Иванцов кивает. Мы прощаемся… Если Иван Михеевич завтра даст опять суп, размышляю я, то я обращу его в хлеб. Я знаю, как это сделать: я опытный бандит, большевистский выкормыш, старый «хефтлинг».
2Я боец антифашистского подполья. Я безмерно горд, что могу снова воевать с врагом — не в одиночку, не в составе мелкой группы, которая должна куда-то просачиваться; я чувствую, что нас много, мы едины, и мы не только обороняемся, но и наступаем…
— Работать как можно медленнее, — говорит мне Валерий. — Наши это понимают, а вот с некоторыми иностранцами сложнее. Кого ты знаешь из каменщиков-испанцев?
— Антонио.
— Что за человек?
— Он друг моего камрада, коммуниста Маноло.
— Тогда вот что… поговори сперва с Маноло. Скажи ему, что мастерские строятся слишком быстро, или лучше просто пожалуйся осторожно на каменщиков, это будет естественнее. Скажи, что вы, русские, не поспеваете за испанцами-каменщиками.
— Но они тоже не спешат, Валерий.
— Ничего, пусть работают еще медленнее… Значит, сегодня же поговори со своим камрадом. Вечером на аппельплаце передашь мне, что он скажет. Давай.
— Есть…
Уже середина сентября. Сказочно хороша Дунайская долина, вся зеленая и голубая, с дымчатой линией гор на горизонте, с краснокрышими домиками, с холмами, покрытыми светлыми кудряшками виноградников…

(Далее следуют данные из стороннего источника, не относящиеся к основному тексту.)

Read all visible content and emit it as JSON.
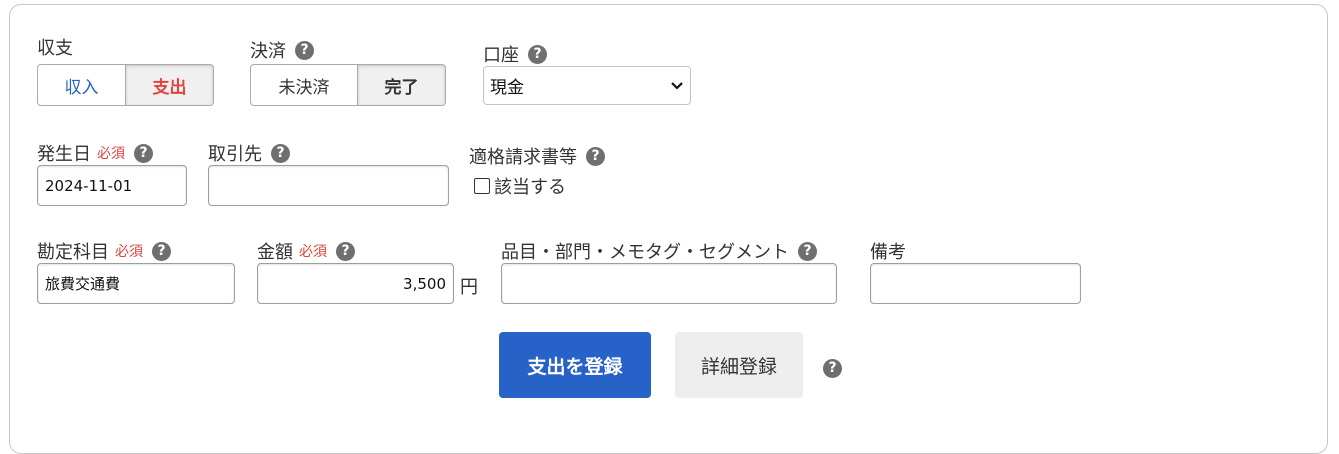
{
  "balance": {
    "label": "収支",
    "options": [
      "収入",
      "支出"
    ],
    "selected": "支出",
    "income_color": "#2762c9",
    "expense_color": "#e0443f"
  },
  "settlement": {
    "label": "決済",
    "options": [
      "未決済",
      "完了"
    ],
    "selected": "完了"
  },
  "account": {
    "label": "口座",
    "value": "現金"
  },
  "date": {
    "label": "発生日",
    "required": "必須",
    "value": "2024-11-01"
  },
  "partner": {
    "label": "取引先",
    "value": ""
  },
  "invoice": {
    "label": "適格請求書等",
    "checkbox_label": "該当する",
    "checked": false
  },
  "account_item": {
    "label": "勘定科目",
    "required": "必須",
    "value": "旅費交通費"
  },
  "amount": {
    "label": "金額",
    "required": "必須",
    "value": "3,500",
    "unit": "円"
  },
  "tags": {
    "label": "品目・部門・メモタグ・セグメント",
    "value": ""
  },
  "note": {
    "label": "備考",
    "value": ""
  },
  "actions": {
    "submit_label": "支出を登録",
    "detail_label": "詳細登録"
  },
  "help_glyph": "?"
}
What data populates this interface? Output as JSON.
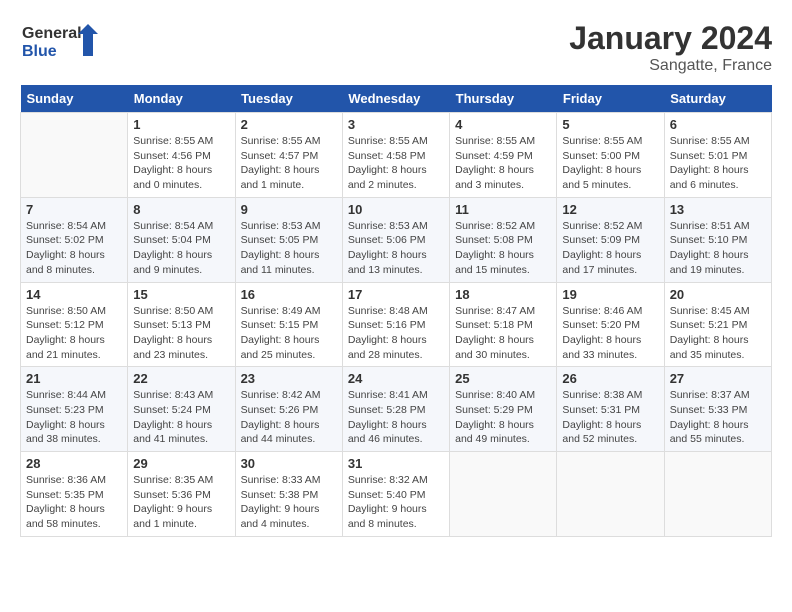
{
  "header": {
    "logo_general": "General",
    "logo_blue": "Blue",
    "month": "January 2024",
    "location": "Sangatte, France"
  },
  "weekdays": [
    "Sunday",
    "Monday",
    "Tuesday",
    "Wednesday",
    "Thursday",
    "Friday",
    "Saturday"
  ],
  "weeks": [
    [
      {
        "day": "",
        "info": ""
      },
      {
        "day": "1",
        "info": "Sunrise: 8:55 AM\nSunset: 4:56 PM\nDaylight: 8 hours\nand 0 minutes."
      },
      {
        "day": "2",
        "info": "Sunrise: 8:55 AM\nSunset: 4:57 PM\nDaylight: 8 hours\nand 1 minute."
      },
      {
        "day": "3",
        "info": "Sunrise: 8:55 AM\nSunset: 4:58 PM\nDaylight: 8 hours\nand 2 minutes."
      },
      {
        "day": "4",
        "info": "Sunrise: 8:55 AM\nSunset: 4:59 PM\nDaylight: 8 hours\nand 3 minutes."
      },
      {
        "day": "5",
        "info": "Sunrise: 8:55 AM\nSunset: 5:00 PM\nDaylight: 8 hours\nand 5 minutes."
      },
      {
        "day": "6",
        "info": "Sunrise: 8:55 AM\nSunset: 5:01 PM\nDaylight: 8 hours\nand 6 minutes."
      }
    ],
    [
      {
        "day": "7",
        "info": "Sunrise: 8:54 AM\nSunset: 5:02 PM\nDaylight: 8 hours\nand 8 minutes."
      },
      {
        "day": "8",
        "info": "Sunrise: 8:54 AM\nSunset: 5:04 PM\nDaylight: 8 hours\nand 9 minutes."
      },
      {
        "day": "9",
        "info": "Sunrise: 8:53 AM\nSunset: 5:05 PM\nDaylight: 8 hours\nand 11 minutes."
      },
      {
        "day": "10",
        "info": "Sunrise: 8:53 AM\nSunset: 5:06 PM\nDaylight: 8 hours\nand 13 minutes."
      },
      {
        "day": "11",
        "info": "Sunrise: 8:52 AM\nSunset: 5:08 PM\nDaylight: 8 hours\nand 15 minutes."
      },
      {
        "day": "12",
        "info": "Sunrise: 8:52 AM\nSunset: 5:09 PM\nDaylight: 8 hours\nand 17 minutes."
      },
      {
        "day": "13",
        "info": "Sunrise: 8:51 AM\nSunset: 5:10 PM\nDaylight: 8 hours\nand 19 minutes."
      }
    ],
    [
      {
        "day": "14",
        "info": "Sunrise: 8:50 AM\nSunset: 5:12 PM\nDaylight: 8 hours\nand 21 minutes."
      },
      {
        "day": "15",
        "info": "Sunrise: 8:50 AM\nSunset: 5:13 PM\nDaylight: 8 hours\nand 23 minutes."
      },
      {
        "day": "16",
        "info": "Sunrise: 8:49 AM\nSunset: 5:15 PM\nDaylight: 8 hours\nand 25 minutes."
      },
      {
        "day": "17",
        "info": "Sunrise: 8:48 AM\nSunset: 5:16 PM\nDaylight: 8 hours\nand 28 minutes."
      },
      {
        "day": "18",
        "info": "Sunrise: 8:47 AM\nSunset: 5:18 PM\nDaylight: 8 hours\nand 30 minutes."
      },
      {
        "day": "19",
        "info": "Sunrise: 8:46 AM\nSunset: 5:20 PM\nDaylight: 8 hours\nand 33 minutes."
      },
      {
        "day": "20",
        "info": "Sunrise: 8:45 AM\nSunset: 5:21 PM\nDaylight: 8 hours\nand 35 minutes."
      }
    ],
    [
      {
        "day": "21",
        "info": "Sunrise: 8:44 AM\nSunset: 5:23 PM\nDaylight: 8 hours\nand 38 minutes."
      },
      {
        "day": "22",
        "info": "Sunrise: 8:43 AM\nSunset: 5:24 PM\nDaylight: 8 hours\nand 41 minutes."
      },
      {
        "day": "23",
        "info": "Sunrise: 8:42 AM\nSunset: 5:26 PM\nDaylight: 8 hours\nand 44 minutes."
      },
      {
        "day": "24",
        "info": "Sunrise: 8:41 AM\nSunset: 5:28 PM\nDaylight: 8 hours\nand 46 minutes."
      },
      {
        "day": "25",
        "info": "Sunrise: 8:40 AM\nSunset: 5:29 PM\nDaylight: 8 hours\nand 49 minutes."
      },
      {
        "day": "26",
        "info": "Sunrise: 8:38 AM\nSunset: 5:31 PM\nDaylight: 8 hours\nand 52 minutes."
      },
      {
        "day": "27",
        "info": "Sunrise: 8:37 AM\nSunset: 5:33 PM\nDaylight: 8 hours\nand 55 minutes."
      }
    ],
    [
      {
        "day": "28",
        "info": "Sunrise: 8:36 AM\nSunset: 5:35 PM\nDaylight: 8 hours\nand 58 minutes."
      },
      {
        "day": "29",
        "info": "Sunrise: 8:35 AM\nSunset: 5:36 PM\nDaylight: 9 hours\nand 1 minute."
      },
      {
        "day": "30",
        "info": "Sunrise: 8:33 AM\nSunset: 5:38 PM\nDaylight: 9 hours\nand 4 minutes."
      },
      {
        "day": "31",
        "info": "Sunrise: 8:32 AM\nSunset: 5:40 PM\nDaylight: 9 hours\nand 8 minutes."
      },
      {
        "day": "",
        "info": ""
      },
      {
        "day": "",
        "info": ""
      },
      {
        "day": "",
        "info": ""
      }
    ]
  ]
}
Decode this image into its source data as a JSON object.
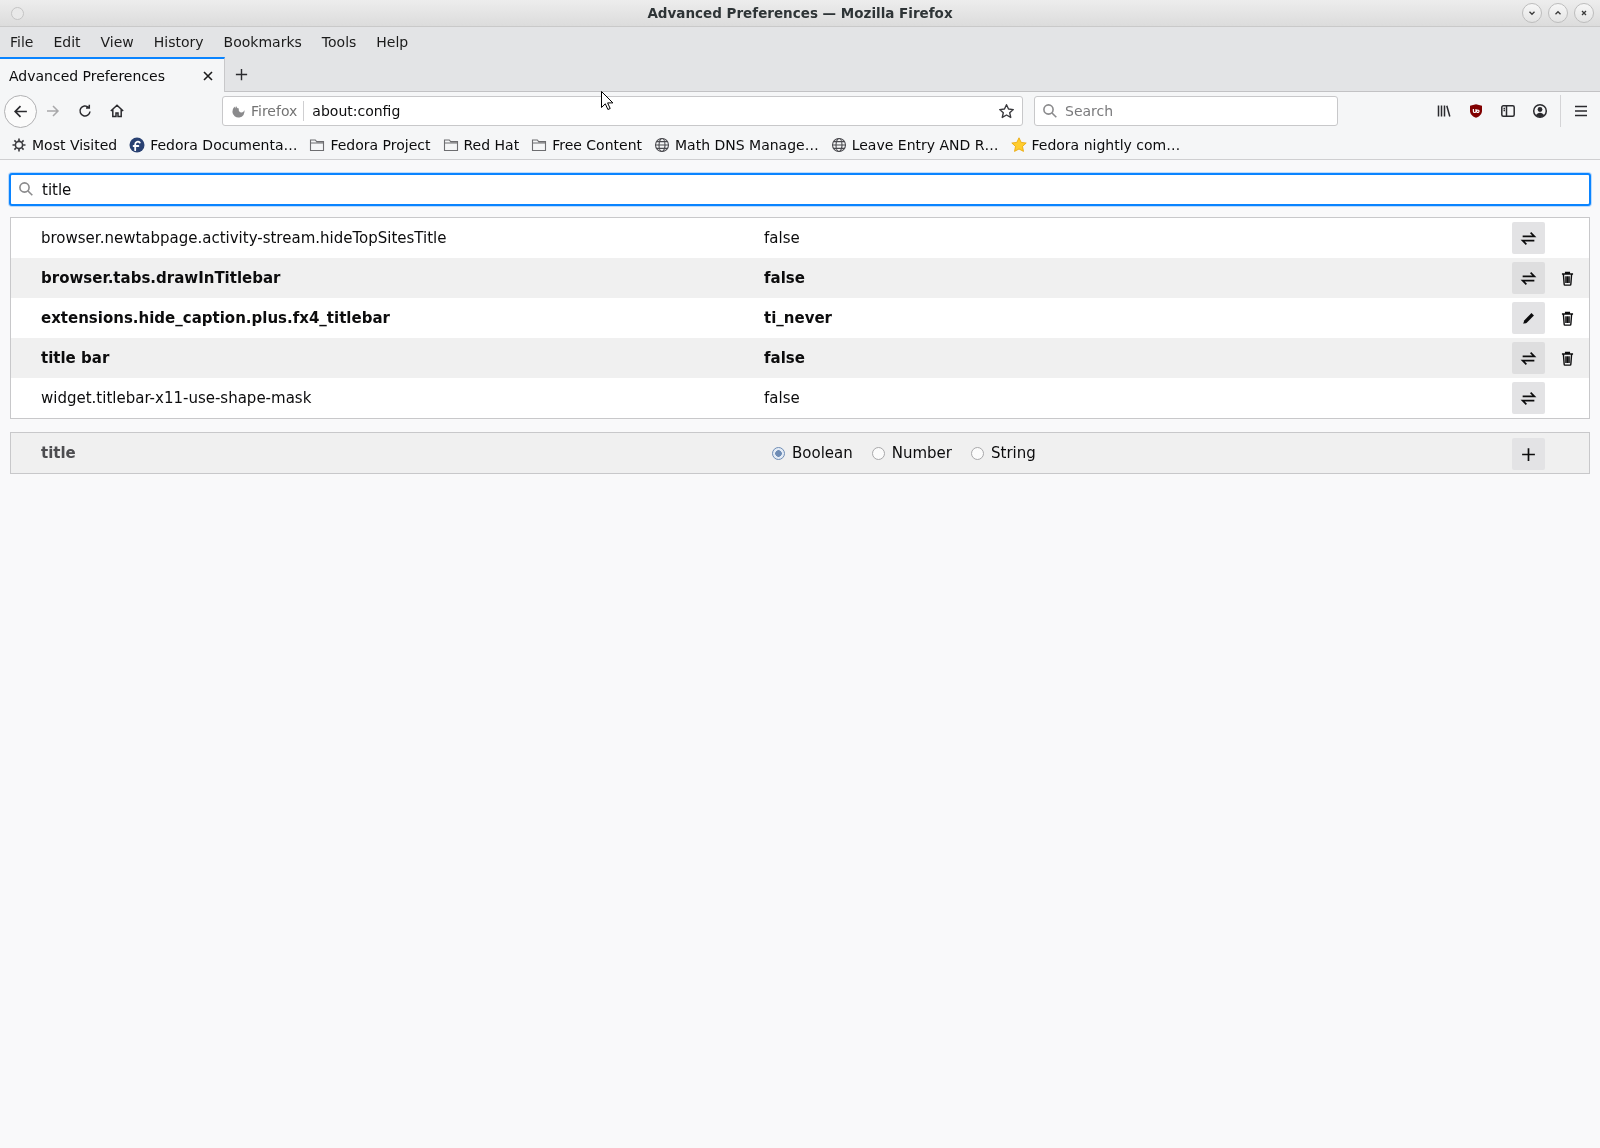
{
  "window": {
    "title": "Advanced Preferences — Mozilla Firefox"
  },
  "menu_bar": [
    {
      "label": "File"
    },
    {
      "label": "Edit"
    },
    {
      "label": "View"
    },
    {
      "label": "History"
    },
    {
      "label": "Bookmarks"
    },
    {
      "label": "Tools"
    },
    {
      "label": "Help"
    }
  ],
  "tabs": [
    {
      "label": "Advanced Preferences",
      "selected": true
    }
  ],
  "nav_bar": {
    "identity_label": "Firefox",
    "url": "about:config",
    "search": {
      "placeholder": "Search"
    }
  },
  "bookmarks_toolbar": [
    {
      "label": "Most Visited",
      "kind": "smart"
    },
    {
      "label": "Fedora Documenta…",
      "kind": "page"
    },
    {
      "label": "Fedora Project",
      "kind": "folder"
    },
    {
      "label": "Red Hat",
      "kind": "folder"
    },
    {
      "label": "Free Content",
      "kind": "folder"
    },
    {
      "label": "Math DNS Manage…",
      "kind": "page"
    },
    {
      "label": "Leave Entry AND R…",
      "kind": "page"
    },
    {
      "label": "Fedora nightly com…",
      "kind": "page"
    }
  ],
  "filter": {
    "value": "title"
  },
  "preferences": [
    {
      "name": "browser.newtabpage.activity-stream.hideTopSitesTitle",
      "value": "false",
      "modified": false,
      "kind": "boolean",
      "deletable": false
    },
    {
      "name": "browser.tabs.drawInTitlebar",
      "value": "false",
      "modified": true,
      "kind": "boolean",
      "deletable": true
    },
    {
      "name": "extensions.hide_caption.plus.fx4_titlebar",
      "value": "ti_never",
      "modified": true,
      "kind": "string",
      "deletable": true
    },
    {
      "name": "title bar",
      "value": "false",
      "modified": true,
      "kind": "boolean",
      "deletable": true
    },
    {
      "name": "widget.titlebar-x11-use-shape-mask",
      "value": "false",
      "modified": false,
      "kind": "boolean",
      "deletable": false
    }
  ],
  "new_preference": {
    "name": "title",
    "types": [
      {
        "label": "Boolean",
        "selected": true
      },
      {
        "label": "Number",
        "selected": false
      },
      {
        "label": "String",
        "selected": false
      }
    ]
  }
}
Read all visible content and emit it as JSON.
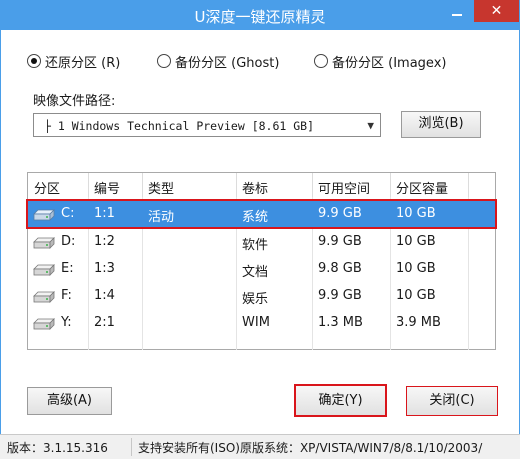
{
  "window": {
    "title": "U深度一键还原精灵"
  },
  "modes": [
    {
      "label": "还原分区 (R)",
      "checked": true
    },
    {
      "label": "备份分区 (Ghost)",
      "checked": false
    },
    {
      "label": "备份分区 (Imagex)",
      "checked": false
    }
  ],
  "image": {
    "path_label": "映像文件路径:",
    "selected": "├ 1 Windows Technical Preview [8.61 GB]",
    "browse_label": "浏览(B)"
  },
  "partitions": {
    "columns": [
      "分区",
      "编号",
      "类型",
      "卷标",
      "可用空间",
      "分区容量"
    ],
    "rows": [
      {
        "drive": "C:",
        "num": "1:1",
        "type": "活动",
        "label": "系统",
        "free": "9.9 GB",
        "size": "10 GB",
        "selected": true
      },
      {
        "drive": "D:",
        "num": "1:2",
        "type": "",
        "label": "软件",
        "free": "9.9 GB",
        "size": "10 GB",
        "selected": false
      },
      {
        "drive": "E:",
        "num": "1:3",
        "type": "",
        "label": "文档",
        "free": "9.8 GB",
        "size": "10 GB",
        "selected": false
      },
      {
        "drive": "F:",
        "num": "1:4",
        "type": "",
        "label": "娱乐",
        "free": "9.9 GB",
        "size": "10 GB",
        "selected": false
      },
      {
        "drive": "Y:",
        "num": "2:1",
        "type": "",
        "label": "WIM",
        "free": "1.3 MB",
        "size": "3.9 MB",
        "selected": false
      }
    ]
  },
  "buttons": {
    "advanced": "高级(A)",
    "ok": "确定(Y)",
    "close": "关闭(C)"
  },
  "status": {
    "version": "版本：3.1.15.316",
    "support": "支持安装所有(ISO)原版系统：XP/VISTA/WIN7/8/8.1/10/2003/"
  },
  "colors": {
    "titlebar": "#4a9ee9",
    "selection": "#3d8fe0",
    "highlight_border": "#d9151b"
  }
}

Сегодня гоняют нас, как давно не гоняли. Нас колотят палками и кулаками, пинают, хлещут плетью. На нас орет дюжина надсмотрщиков. За работой следит сам Шпац… В стороне, на расчищенной от камней площадке, стоит комендант лагеря СС — штандартенфюрер Цирайс — огромный, сытый пес, вместе с ним — группа офицеров вермахта и несколько штатских. Гости, по-видимому, не очень довольны результатами нашего труда; Цирайс, по-моему, даже оправдывается перед одним из штатских — сухопарым надменным человеком в пенсне. Надсмотрщики, погоняя нас, лезут вон из кожи. Мы, потные и встревоженные, бегаем с высунутыми языками. Перед обедом, когда начальство удаляется, Шпац устраивает показательную порку. На заляпанный цементом стол укладывают каменщика-испанца, предварительно стянув с него до колен штаны; один надсмотрщик держит его за руки, другой — за ноги, а Шпац, покрякивая от усердия, бьет его своей знаменитой плетью, сделанной из бычьих сухожилий. На смуглых ягодицах испанца вспухают красные рубцы, он дергается и вскрикивает, а потом умолкает. Мне кажется, что Шпац запорол его. Но, когда вместе с гудком на обед экзекуция заканчивается и Шпац, изрытая проклятия, уходит в свой домик, испанец без посторонней помощи слезает со стола, выплевывает разжеванную пуговицу, сбрасывает штаны, башмаки и шагает к ручью.
— Мэ каго эн диос (дермо на бога)! — кричит он, заходя в воду и показывая сухой темный кулак надсмотрщикам.
— Ту, шпаньяка, пас ауф (Ты, испанец, смотри), — нерешительно огрызаются те. С уходом эсэсовцев пыла у них сразу поубавляется.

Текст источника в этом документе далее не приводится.